Stuart Durant studied architecture at the Architectural Association School of Architecture. The prevailing ideology was Brutalism with which he failed to empathize. He decided to become a painter. He had a modest success, but soon realized he had no real passion for painting. He worked for a decade as a designer for television and designed major shows. During this period he produce a range of textiles for Edinburgh Weavers and he became interested in the language of decoration, which he considered had affinities with abstraction. He advised Sir Ernst Gombrich on certain visual aspects of his Sense of Order. Television — where designs vanish swiftly into the ether — became progressively less attractive as a profession. He was rescued by an invitation to write a doctoral thesis on Christopher Dresser at the Royal College of Art — the first history of design thesis at the institution. After the death of Charles Handley Read, his academic supervisor, he decided to write on Dresser as a botanist. Handley Read had strongly advised against attempting an appraisal of Dresser's botany. He wrote the thesis in the Royal Botanic Gardens Herbarium Library where he was advised by eminent botanists. Fatherhood and the ensuing shortage of money prompted Stuart Durant to settle for an MPhil, rather than a doctorate.

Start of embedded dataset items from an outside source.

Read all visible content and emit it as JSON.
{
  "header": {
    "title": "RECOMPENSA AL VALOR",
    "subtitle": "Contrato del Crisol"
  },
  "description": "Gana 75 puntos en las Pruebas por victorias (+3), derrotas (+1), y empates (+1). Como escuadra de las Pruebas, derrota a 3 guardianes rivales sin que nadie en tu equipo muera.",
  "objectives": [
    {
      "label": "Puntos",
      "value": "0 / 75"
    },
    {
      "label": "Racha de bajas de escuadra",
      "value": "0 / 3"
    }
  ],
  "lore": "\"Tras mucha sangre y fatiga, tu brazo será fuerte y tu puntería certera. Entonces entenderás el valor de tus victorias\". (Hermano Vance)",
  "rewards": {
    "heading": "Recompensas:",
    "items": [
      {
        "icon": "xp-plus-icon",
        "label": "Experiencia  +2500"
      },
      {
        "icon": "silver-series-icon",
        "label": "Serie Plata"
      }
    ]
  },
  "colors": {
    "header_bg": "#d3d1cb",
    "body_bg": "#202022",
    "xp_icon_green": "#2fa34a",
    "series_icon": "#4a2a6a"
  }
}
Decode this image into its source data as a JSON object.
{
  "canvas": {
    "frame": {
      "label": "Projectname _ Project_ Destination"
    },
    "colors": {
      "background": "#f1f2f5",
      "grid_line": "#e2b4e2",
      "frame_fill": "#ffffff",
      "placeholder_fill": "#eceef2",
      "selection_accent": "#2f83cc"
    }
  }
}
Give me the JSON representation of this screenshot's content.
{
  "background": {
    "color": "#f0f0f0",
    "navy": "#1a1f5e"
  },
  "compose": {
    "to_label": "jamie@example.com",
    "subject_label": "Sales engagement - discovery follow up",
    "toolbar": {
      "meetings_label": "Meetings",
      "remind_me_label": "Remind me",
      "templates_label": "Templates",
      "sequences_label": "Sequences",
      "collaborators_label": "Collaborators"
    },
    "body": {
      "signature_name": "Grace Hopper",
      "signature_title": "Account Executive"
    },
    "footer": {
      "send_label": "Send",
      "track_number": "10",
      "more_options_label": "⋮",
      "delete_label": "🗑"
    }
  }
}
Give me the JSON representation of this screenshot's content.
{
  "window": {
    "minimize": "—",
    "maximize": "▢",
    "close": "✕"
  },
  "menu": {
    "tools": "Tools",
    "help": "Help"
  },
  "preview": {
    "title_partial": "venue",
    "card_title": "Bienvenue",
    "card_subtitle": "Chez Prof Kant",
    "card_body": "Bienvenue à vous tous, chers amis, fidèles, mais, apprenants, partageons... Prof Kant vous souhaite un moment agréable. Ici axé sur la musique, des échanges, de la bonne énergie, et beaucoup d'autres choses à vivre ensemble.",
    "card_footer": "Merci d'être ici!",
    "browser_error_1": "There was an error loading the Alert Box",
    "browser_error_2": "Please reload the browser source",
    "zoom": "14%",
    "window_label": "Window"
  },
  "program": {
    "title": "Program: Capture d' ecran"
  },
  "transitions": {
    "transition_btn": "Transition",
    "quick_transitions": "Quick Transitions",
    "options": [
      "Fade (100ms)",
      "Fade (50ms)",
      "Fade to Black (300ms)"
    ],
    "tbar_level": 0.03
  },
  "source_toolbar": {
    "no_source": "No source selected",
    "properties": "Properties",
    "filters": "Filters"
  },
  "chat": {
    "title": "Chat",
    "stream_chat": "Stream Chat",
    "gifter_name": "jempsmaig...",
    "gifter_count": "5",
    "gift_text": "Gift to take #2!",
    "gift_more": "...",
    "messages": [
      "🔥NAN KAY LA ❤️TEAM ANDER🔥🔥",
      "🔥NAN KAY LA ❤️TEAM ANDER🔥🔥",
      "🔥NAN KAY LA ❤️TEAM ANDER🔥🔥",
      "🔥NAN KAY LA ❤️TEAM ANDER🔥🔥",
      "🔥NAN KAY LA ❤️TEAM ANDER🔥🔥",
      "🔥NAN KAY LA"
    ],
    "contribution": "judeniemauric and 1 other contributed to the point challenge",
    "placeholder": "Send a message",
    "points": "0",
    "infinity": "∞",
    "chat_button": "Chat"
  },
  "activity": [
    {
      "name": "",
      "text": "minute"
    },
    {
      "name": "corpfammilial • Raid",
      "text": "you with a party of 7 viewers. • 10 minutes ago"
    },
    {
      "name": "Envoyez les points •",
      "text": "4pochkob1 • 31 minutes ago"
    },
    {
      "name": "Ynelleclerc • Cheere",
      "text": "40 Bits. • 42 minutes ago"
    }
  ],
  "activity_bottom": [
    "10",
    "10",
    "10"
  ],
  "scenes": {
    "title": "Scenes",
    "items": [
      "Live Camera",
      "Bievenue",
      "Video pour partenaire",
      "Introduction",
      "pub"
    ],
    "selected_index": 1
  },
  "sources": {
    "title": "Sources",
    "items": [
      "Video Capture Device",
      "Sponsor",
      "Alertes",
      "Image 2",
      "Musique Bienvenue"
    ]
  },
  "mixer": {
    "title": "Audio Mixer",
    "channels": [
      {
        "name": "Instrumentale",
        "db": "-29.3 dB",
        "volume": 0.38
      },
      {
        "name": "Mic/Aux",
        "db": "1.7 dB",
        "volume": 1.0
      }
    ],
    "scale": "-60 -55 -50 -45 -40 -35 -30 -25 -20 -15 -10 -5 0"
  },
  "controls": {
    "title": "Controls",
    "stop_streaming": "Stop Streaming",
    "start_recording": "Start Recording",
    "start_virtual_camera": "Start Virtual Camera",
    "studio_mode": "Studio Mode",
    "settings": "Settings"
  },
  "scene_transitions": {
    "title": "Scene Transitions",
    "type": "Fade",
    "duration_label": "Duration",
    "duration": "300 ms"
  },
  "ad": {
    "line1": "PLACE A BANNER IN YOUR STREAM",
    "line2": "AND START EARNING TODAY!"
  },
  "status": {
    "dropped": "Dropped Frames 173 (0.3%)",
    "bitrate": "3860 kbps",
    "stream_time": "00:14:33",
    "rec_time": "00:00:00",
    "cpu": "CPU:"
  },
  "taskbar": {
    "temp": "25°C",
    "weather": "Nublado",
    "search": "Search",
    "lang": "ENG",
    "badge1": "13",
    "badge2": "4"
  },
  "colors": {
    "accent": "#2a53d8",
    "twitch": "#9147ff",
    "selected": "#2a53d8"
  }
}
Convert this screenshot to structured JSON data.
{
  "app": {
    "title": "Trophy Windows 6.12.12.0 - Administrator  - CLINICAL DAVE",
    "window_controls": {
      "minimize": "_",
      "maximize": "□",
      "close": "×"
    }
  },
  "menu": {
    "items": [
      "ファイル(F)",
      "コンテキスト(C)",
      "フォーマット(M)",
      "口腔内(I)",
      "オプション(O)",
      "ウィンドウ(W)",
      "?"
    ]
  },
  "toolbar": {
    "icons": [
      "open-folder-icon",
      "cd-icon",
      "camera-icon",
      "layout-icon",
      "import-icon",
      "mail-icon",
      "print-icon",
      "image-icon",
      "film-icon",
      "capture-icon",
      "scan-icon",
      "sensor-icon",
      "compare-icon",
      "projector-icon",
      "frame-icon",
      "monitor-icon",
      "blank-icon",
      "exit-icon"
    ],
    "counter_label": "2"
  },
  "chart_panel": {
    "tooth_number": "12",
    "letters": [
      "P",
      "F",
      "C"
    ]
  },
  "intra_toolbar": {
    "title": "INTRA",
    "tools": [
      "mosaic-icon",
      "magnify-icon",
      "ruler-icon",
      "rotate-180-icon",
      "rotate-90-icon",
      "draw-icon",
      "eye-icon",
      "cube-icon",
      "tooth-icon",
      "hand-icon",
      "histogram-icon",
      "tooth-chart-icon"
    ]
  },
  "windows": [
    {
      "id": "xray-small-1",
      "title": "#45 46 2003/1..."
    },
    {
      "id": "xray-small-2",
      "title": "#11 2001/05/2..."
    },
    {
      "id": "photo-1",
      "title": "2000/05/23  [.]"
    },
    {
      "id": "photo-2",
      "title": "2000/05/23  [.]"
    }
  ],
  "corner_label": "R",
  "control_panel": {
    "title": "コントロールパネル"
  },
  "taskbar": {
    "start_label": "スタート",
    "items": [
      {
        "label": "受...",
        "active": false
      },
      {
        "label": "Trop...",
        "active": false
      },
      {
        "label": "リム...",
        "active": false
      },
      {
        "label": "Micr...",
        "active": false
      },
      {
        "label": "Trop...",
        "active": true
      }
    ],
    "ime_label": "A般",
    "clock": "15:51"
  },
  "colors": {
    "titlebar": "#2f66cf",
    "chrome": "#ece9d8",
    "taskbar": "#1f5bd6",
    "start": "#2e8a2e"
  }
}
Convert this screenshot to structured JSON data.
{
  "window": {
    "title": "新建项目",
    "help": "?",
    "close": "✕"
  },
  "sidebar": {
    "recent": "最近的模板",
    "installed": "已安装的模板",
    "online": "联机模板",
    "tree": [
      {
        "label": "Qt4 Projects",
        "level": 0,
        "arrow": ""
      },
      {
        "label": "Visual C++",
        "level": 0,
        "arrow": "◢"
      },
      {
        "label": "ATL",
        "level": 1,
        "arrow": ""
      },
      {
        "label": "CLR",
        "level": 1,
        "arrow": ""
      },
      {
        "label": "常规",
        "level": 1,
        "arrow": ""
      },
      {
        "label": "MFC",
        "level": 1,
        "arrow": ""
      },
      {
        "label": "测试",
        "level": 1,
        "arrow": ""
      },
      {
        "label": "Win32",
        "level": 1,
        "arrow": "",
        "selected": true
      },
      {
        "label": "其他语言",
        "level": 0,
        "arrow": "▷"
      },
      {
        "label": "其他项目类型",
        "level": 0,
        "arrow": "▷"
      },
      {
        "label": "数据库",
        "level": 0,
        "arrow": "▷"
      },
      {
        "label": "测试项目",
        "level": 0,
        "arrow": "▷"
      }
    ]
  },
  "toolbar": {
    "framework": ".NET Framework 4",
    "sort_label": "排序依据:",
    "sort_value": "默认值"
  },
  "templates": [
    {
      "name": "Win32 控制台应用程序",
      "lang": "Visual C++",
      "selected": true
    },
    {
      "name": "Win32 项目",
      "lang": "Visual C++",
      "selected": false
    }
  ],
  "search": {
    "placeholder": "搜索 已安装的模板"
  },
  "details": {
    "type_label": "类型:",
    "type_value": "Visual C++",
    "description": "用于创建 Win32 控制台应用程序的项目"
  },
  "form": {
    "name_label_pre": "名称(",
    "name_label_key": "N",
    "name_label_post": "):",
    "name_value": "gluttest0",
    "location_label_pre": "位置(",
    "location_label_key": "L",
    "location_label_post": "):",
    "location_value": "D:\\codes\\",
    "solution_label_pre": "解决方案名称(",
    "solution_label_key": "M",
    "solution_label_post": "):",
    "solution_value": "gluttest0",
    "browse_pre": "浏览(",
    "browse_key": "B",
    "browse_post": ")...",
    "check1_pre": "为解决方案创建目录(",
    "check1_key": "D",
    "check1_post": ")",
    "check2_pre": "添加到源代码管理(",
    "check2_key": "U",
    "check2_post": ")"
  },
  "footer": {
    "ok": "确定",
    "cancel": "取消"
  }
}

He began lecturing at Kingston University, where he became Reader in the History of Architecture and Design. He also became Course Director of the Kingston University Master's Degree in Communication Design; he still advises on the course. He has published extensively on architecture and design and his writings have been translated into French, German, Italian, Japanese and Spanish. He has lectured in France, India and the United States and at Cambridge, Oxford, and the School of Oriental and African Studies in London. He has acted as consultant to several publishers and important exhibitions, most recently on an extensive travelling exhibition on the 1960s for Japan which will take place in 2010. He was the originator of the International Design Yearbook, which was published between 1985-2007. Currently he is completing a new and greatly enlarged edition of his Ornament, a survey of decoration since the industrial revolution, and beginning work on a study of the Amsterdam School.